Le Colisée, au centre de Rome, est inauguré en 80. Avec ses 527 mètres de circonférence et ses 48 mètres de hauteur, il est un des symboles de Rome et de l’Empire romain. Sa construction, commencée vers 70 par Vespasien, fondateur de la dynastie flavienne, s’achève avec son fils Titus.
Contrairement aux constructions des théâtres hellénistiques toujours adossés à une colline, le Colisée, établi sur un terrain plat, constitue une innovation typiquement romaine. Il occupe l’ancien lac de la fameuse Domus aurea de Néron. Le bâtiment elliptique est composé de trois niveaux d’arcades décorées de colonnes toscanes, ioniques et corinthiennes, de bas en haut, et un attique assez haut, percé d’ouvertures, complète l’édifice.

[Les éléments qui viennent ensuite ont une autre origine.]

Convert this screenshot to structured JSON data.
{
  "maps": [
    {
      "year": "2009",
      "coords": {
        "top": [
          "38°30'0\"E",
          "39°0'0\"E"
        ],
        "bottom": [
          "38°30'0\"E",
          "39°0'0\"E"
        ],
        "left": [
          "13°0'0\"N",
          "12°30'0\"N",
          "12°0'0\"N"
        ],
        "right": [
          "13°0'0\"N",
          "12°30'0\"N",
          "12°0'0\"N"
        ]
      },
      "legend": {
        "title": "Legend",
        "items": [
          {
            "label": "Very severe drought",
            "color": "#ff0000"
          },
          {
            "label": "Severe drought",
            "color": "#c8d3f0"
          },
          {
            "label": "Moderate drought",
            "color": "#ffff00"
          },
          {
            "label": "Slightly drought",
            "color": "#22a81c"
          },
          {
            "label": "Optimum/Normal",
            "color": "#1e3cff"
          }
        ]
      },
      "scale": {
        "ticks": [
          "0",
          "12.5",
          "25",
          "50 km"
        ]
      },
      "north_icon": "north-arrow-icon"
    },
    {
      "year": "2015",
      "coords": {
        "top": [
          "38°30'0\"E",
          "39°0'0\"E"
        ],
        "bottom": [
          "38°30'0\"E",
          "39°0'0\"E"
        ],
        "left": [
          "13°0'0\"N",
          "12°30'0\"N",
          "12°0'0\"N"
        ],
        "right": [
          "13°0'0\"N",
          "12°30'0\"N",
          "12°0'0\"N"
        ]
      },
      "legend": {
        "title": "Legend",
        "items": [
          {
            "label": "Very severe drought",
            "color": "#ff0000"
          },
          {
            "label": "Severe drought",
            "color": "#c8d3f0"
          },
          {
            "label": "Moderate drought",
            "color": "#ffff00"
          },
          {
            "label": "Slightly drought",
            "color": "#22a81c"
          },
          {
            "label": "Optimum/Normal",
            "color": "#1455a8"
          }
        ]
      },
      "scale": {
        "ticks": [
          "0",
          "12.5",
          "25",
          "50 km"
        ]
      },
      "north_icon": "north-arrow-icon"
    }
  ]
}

Les consoles de l’attique soutiennent des mâts servant à tendre un velum protégeant les gradins du soleil. Les niveaux ont été liés grâce à des attaches en fer dont témoignent les trous en façade; les agrafes ayant été récupérées et fondues au Moyen Âge. Au total, 240 arcades rythmaient le bâtiment. À travers l’Empire romain, plus de 250 amphithéâtres nous sont connus. Les premiers d’entre eux sont construits en Italie, puis ils essaiment dans l’ensemble du monde romain.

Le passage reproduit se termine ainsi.